FIG. 1 is a partial cross-sectional perspective view of the spiral degassing element of the present invention in an unwound state, and FIG. 2 similarly shows only the central tube and the permeation-side channel material portion of the spiral degassing element of the present invention. It is a partial cross-sectional perspective view. Figure 3
-(A) and FIG. 3- (b) are partial cross-sectional perspective views showing an arrangement example of a partition wall on the permeation side flow path of the spiral degassing element of the present invention and a partition inside the central tube.
FIG. 4 is a partial cross-sectional perspective view showing an example in which another channel material is attached to a part of the permeation-side channel material of the spiral degassing element of the present invention. Fig. 5- (a), Fig. 5-
(B) is a flow chart of a stock solution to be treated and a carrier gas in an example of a deaerator in which a plurality of element-embedded vessels each containing a spiral deaerator of the present invention are connected and a carrier gas is flown in series. FIG. 6 is a partially sectional perspective view of a state in which a conventional spiral type degassing element is unwound. In the figure, 1 is a hollow central tube 1'having a hole on the surface, 1 is an open end of the central tube, 2 is an adhesive sealing portion, 3 is a membrane-permeable dissolved gas, and 4 is a supply liquid channel material. , Hydrophobic gas permeable membrane 6, permeate side channel material 7, 7 ′, stock solution for supply (stock solution to be treated) 8, partition inside central tube 9, permeate side channel partition wall 10, carrier gas inlet 10 'is a carrier gas outlet 11, a second permeation side flow path member 12, a spiral degassing element built-in container 13, a treated stock solution line 14, a carrier gas aeration line 15 and a treated stock solution inlet 16 Is the untreated liquid outlet (degassed water outlet) 17, the carrier gas inlet 18 and the carrier gas outlet 19 are in the groove direction of the permeation side flow path member.

Claims (6)

[Claims] 1. A single set or a double set of units in which an envelope-shaped hydrophobic gas permeable membrane, a permeation side flow path member, and a supply liquid flow path material are provided as a set around a hollow central tube having holes on the surface. In the spiral type degassing element for removing dissolved gas in water, which is wound around, a partition is provided inside the center tube and a partition for specifying the flow direction of the permeate fluid at a specific location of the permeate side flow path.

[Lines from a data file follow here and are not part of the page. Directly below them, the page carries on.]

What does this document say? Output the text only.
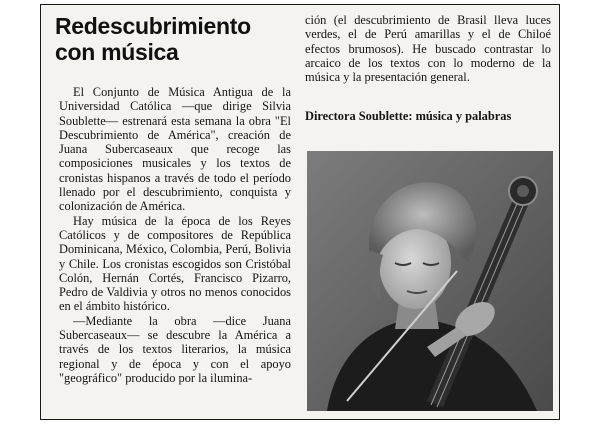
Redescubrimiento
con música

El Conjunto de Música Antigua de la Universidad Católica —que dirige Silvia Soublette— estrenará esta semana la obra "El Descubrimiento de América", creación de Juana Subercaseaux que recoge las composiciones musicales y los textos de cronistas hispanos a través de todo el período llenado por el descubrimiento, conquista y colonización de América.

Hay música de la época de los Reyes Católicos y de compositores de República Dominicana, México, Colombia, Perú, Bolivia y Chile. Los cronistas escogidos son Cristóbal Colón, Hernán Cortés, Francisco Pizarro, Pedro de Valdivia y otros no menos conocidos en el ámbito histórico.

—Mediante la obra —dice Juana Subercaseaux— se descubre la América a través de los textos literarios, la música regional y de época y con el apoyo "geográfico" producido por la ilumina-

ción (el descubrimiento de Brasil lleva luces verdes, el de Perú amarillas y el de Chiloé efectos brumosos). He buscado contrastar lo arcaico de los textos con lo moderno de la música y la presentación general.

Directora Soublette: música y palabras
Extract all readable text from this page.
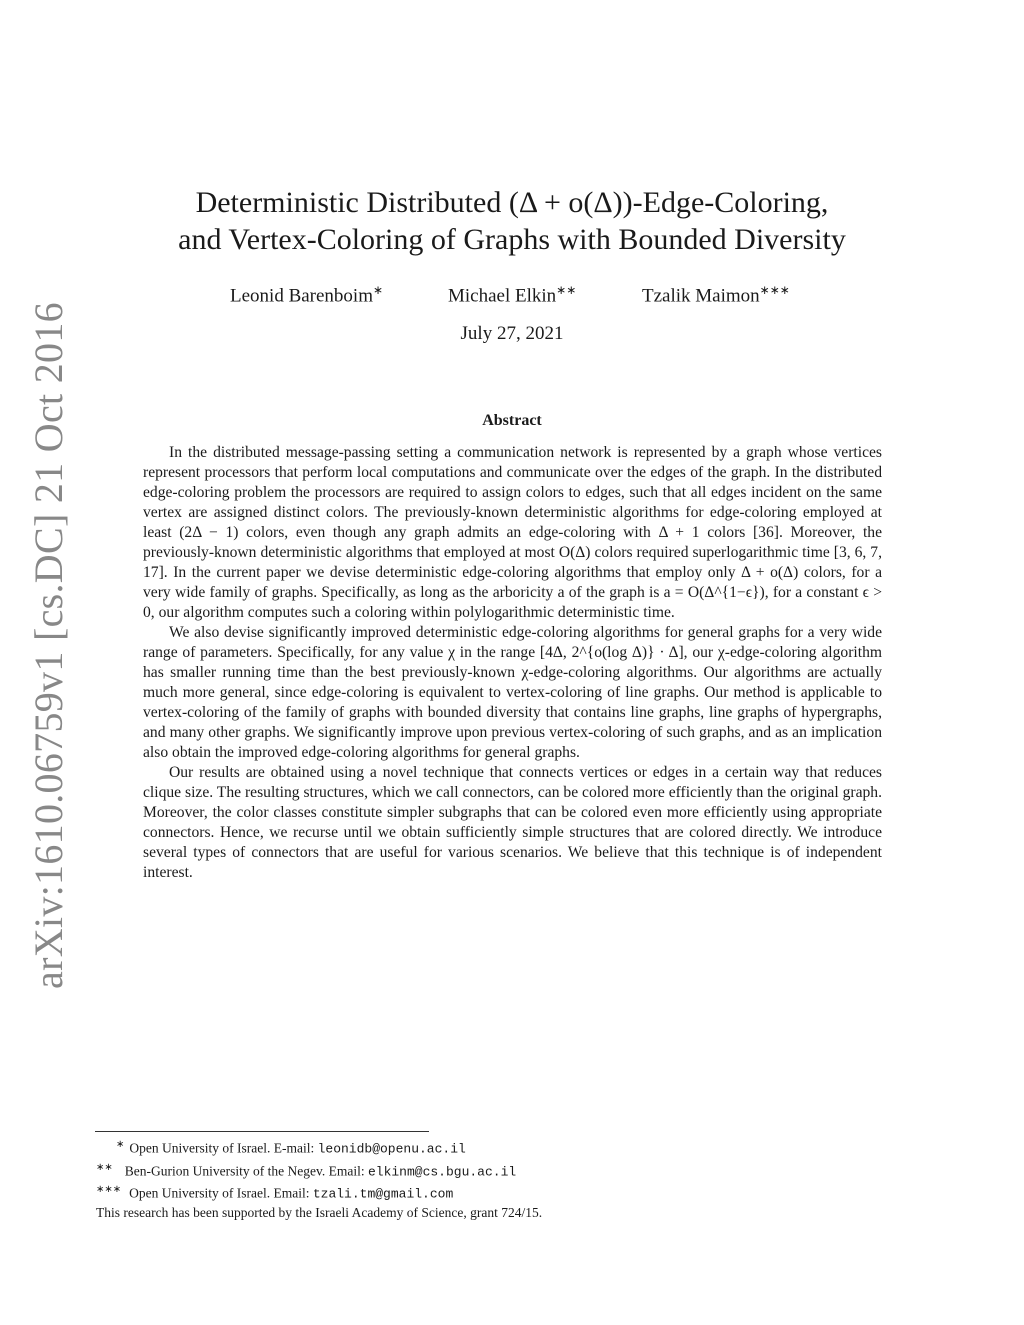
arXiv:1610.06759v1 [cs.DC] 21 Oct 2016
Deterministic Distributed (Δ + o(Δ))-Edge-Coloring,
and Vertex-Coloring of Graphs with Bounded Diversity
Leonid Barenboim∗	Michael Elkin∗∗	Tzalik Maimon∗∗∗
July 27, 2021
Abstract

In the distributed message-passing setting a communication network is represented by a graph whose vertices represent processors that perform local computations and communicate over the edges of the graph. In the distributed edge-coloring problem the processors are required to assign colors to edges, such that all edges incident on the same vertex are assigned distinct colors. The previously-known deterministic algorithms for edge-coloring employed at least (2Δ − 1) colors, even though any graph admits an edge-coloring with Δ + 1 colors [36]. Moreover, the previously-known deterministic algorithms that employed at most O(Δ) colors required superlogarithmic time [3, 6, 7, 17]. In the current paper we devise deterministic edge-coloring algorithms that employ only Δ + o(Δ) colors, for a very wide family of graphs. Specifically, as long as the arboricity a of the graph is a = O(Δ^{1−ϵ}), for a constant ϵ > 0, our algorithm computes such a coloring within polylogarithmic deterministic time.

We also devise significantly improved deterministic edge-coloring algorithms for general graphs for a very wide range of parameters. Specifically, for any value χ in the range [4Δ, 2^{o(log Δ)} · Δ], our χ-edge-coloring algorithm has smaller running time than the best previously-known χ-edge-coloring algorithms. Our algorithms are actually much more general, since edge-coloring is equivalent to vertex-coloring of line graphs. Our method is applicable to vertex-coloring of the family of graphs with bounded diversity that contains line graphs, line graphs of hypergraphs, and many other graphs. We significantly improve upon previous vertex-coloring of such graphs, and as an implication also obtain the improved edge-coloring algorithms for general graphs.

Our results are obtained using a novel technique that connects vertices or edges in a certain way that reduces clique size. The resulting structures, which we call connectors, can be colored more efficiently than the original graph. Moreover, the color classes constitute simpler subgraphs that can be colored even more efficiently using appropriate connectors. Hence, we recurse until we obtain sufficiently simple structures that are colored directly. We introduce several types of connectors that are useful for various scenarios. We believe that this technique is of independent interest.

∗ Open University of Israel. E-mail: leonidb@openu.ac.il
∗∗ Ben-Gurion University of the Negev. Email: elkinm@cs.bgu.ac.il
∗∗∗ Open University of Israel. Email: tzali.tm@gmail.com
This research has been supported by the Israeli Academy of Science, grant 724/15.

A wall is provided, and a flow path material having a groove in a lateral direction with respect to the partition wall is partially attached to a part of the partition wall which is opened without partitioning a part of a leaf end part of the partition wall. Spiral type degassing element. 2. The spiral type degassing element according to claim 1, wherein the partition wall of the permeate side flow path is made of an elastic polymer material. 3. The spiral degassing element according to claim 1, wherein the partition wall of the permeate side flow passage is formed by curing an adhesive. 4. The spiral degassing element according to claim 1, wherein water to be treated is supplied to the front surface of the membrane, and a carrier gas is flown from one end of the central tube to the other end of the central tube through the back surface of the membrane. How to use. 5. A degassing apparatus comprising a plurality of spiral-type degassing elements and a plurality of element-embedded containers which are housed in the same element container. The degassing device comprises one carrier gas supply source. The method of using the spiral degassing element according to claim 1, wherein a carrier gas is supplied in series to each element-containing container. 6. The spiral type degassing element according to claim 1, wherein a channel material having a groove is partially attached as a means for providing the groove.